Muchos descubrimientos científicos y avances tecnológicos se revelan ahora nocivos y de consecuencias fatales. Para qué hablar de la bomba atómica, amenaza tan usada que ya no espanta más que a los electores de Trump, y de todo el arsenal de armas supersofisticadas o drones asesinos. Calentamiento global y cambio climático, productos de la industria farmacéutica cuyos laboratorios contaminan ríos y mares, automóviles que envenenan el aire que respiramos, petróleo derramado por barcos que naufragan, millones de toneladas de plástico no reciclable arrojadas al mar donde mueren ballenas y otros seres marinos por su causa, alimentos industriales que merman día tras día la salud… los peligros creados por el ser humano son incontables.

Ante esta amenazante situación, cada quien reacciona como puede, según su carácter y temperamento. Unos se ponen a recoger las miles de bolsas de plástico abandonadas en las playas, otros se compran un auto eléctrico cuando pueden, algunos militan por la energía eoliana, hay quienes se vuelven vegetarianos cuando no veganos. Sin llegar al extremo apocalíptico de inminencia de fin de mundo, el frenesí ecológico toma fuerza y lleva a decisiones a veces extrañas y paradójicas.

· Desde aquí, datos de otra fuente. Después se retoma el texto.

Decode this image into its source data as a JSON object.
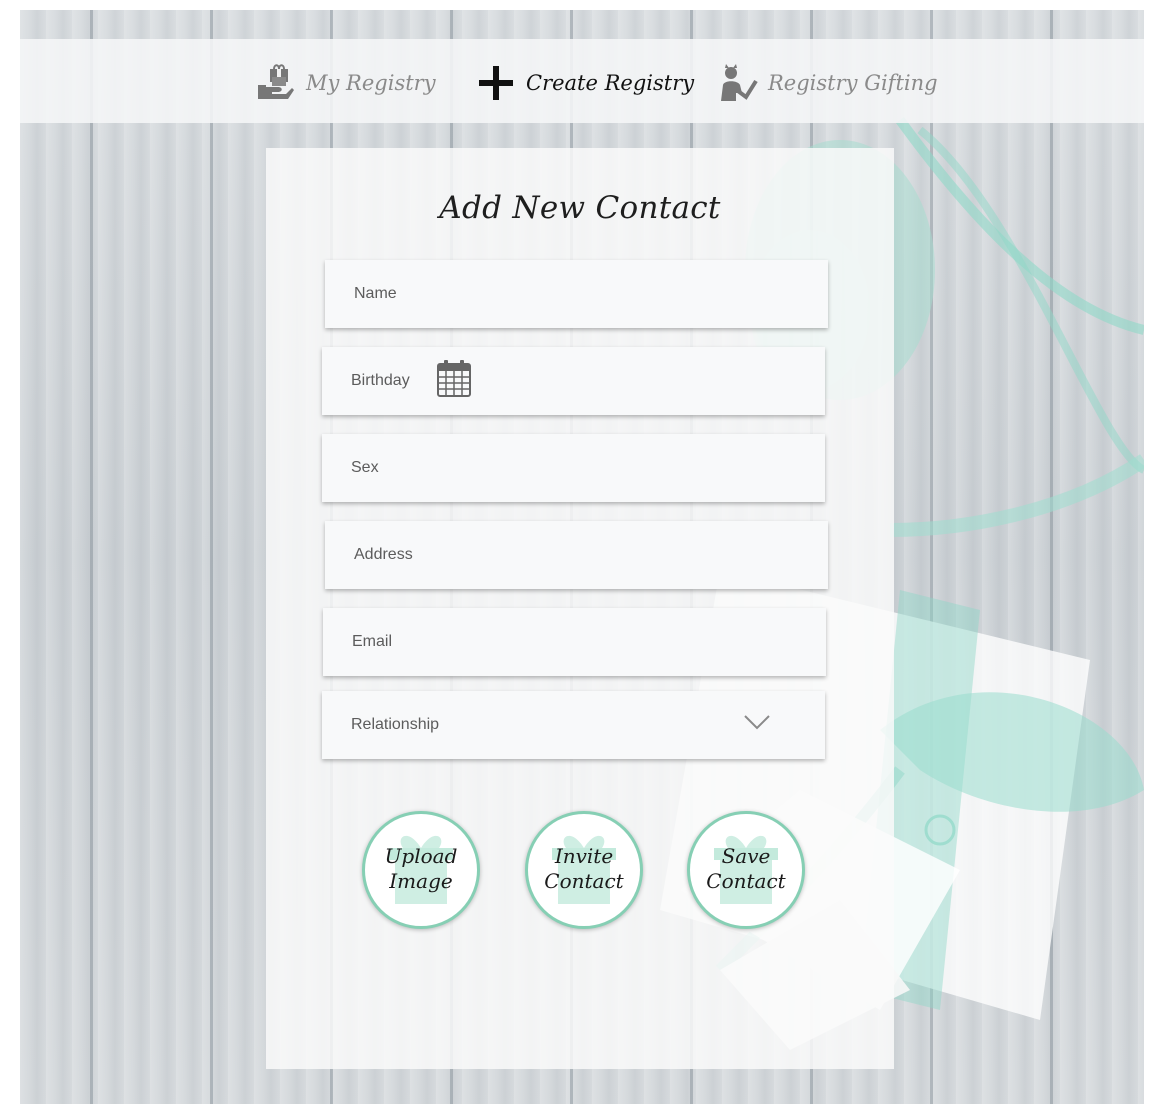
{
  "nav": {
    "my_registry": "My Registry",
    "create_registry": "Create Registry",
    "registry_gifting": "Registry Gifting"
  },
  "form": {
    "title": "Add New Contact",
    "name_label": "Name",
    "birthday_label": "Birthday",
    "sex_label": "Sex",
    "address_label": "Address",
    "email_label": "Email",
    "relationship_label": "Relationship"
  },
  "buttons": {
    "upload_line1": "Upload",
    "upload_line2": "Image",
    "invite_line1": "Invite",
    "invite_line2": "Contact",
    "save_line1": "Save",
    "save_line2": "Contact"
  },
  "icons": {
    "my_registry": "gift-hand-icon",
    "create_registry": "plus-icon",
    "registry_gifting": "gift-person-icon",
    "birthday": "calendar-icon",
    "relationship": "chevron-down-icon"
  },
  "colors": {
    "accent": "#86cfb4",
    "ribbon": "#8fd8c8",
    "nav_active": "#111111",
    "nav_inactive": "#8a8a8a"
  }
}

Como, en apariencia, uno de los lugares más peligrosos es la ciudad, ¿por qué no huirla? ¿A dónde? Al campo, desde luego. Así, muchos habitantes de París, en cuanto tienen la posibilidad, se trasladan a la respirable campiña. Pero, acostumbrados a la vida citadina, no soportan el quiquiriquí del gallo que los despierta en la madrugada, el tintineo de las campanas en lo alto de las iglesias, el olor a estiércol de las vacas. La respuesta de estos nuevos residentes del campo es fulminante: unos levantan una queja, otros prefieren la denuncia. ¿Contra quién levantan su queja? ¿A quién denuncian? El gallo, el estiércol y las campanas son acusados. O el dueño del gallo lo hace callar o que encarcelen la condenada ave en una jaula bien cubierta antes de pasarla a la guillotina. Más difícil guillotinar el estiércol o la campana. Pues que pague la vaca el olor y el cura los campanazos. Mientras se entabla el proceso y se da un juicio, la polémica y la risa estallan.

En cuanto a quienes prefieren traer el campo y los bosques a París, se cuentan en primerísimo lugar los actuales candidatos a la alcaldía de la capital. Las próximas elecciones en marzo atizan los ardores ecológicos de estos políticos. Los votos ecologistas deben ganarse… con promesas. Más extravagantes e irrealizables unas que otras. No importa: más imaginaria es la ilusión, más fuerza cobra. El ilusionista conoce su oficio. Así, los combates y las rivalidades políticas se permiten todos los excesos y no se inquietan con principios razonables. Un candidato promete que si es elegido, la estación ferrocarrilera del Nord será suprimida para crear en su lugar un gran espacio verde tan vasto como el Central Park de Nueva York. Un humorista digno del espíritu irónico de Alphonse Allais sugirió que debería desplazarse la estación parisina de Lyon a Lyon. El mejor remedio ante las exageraciones políticas sigue siendo la risa.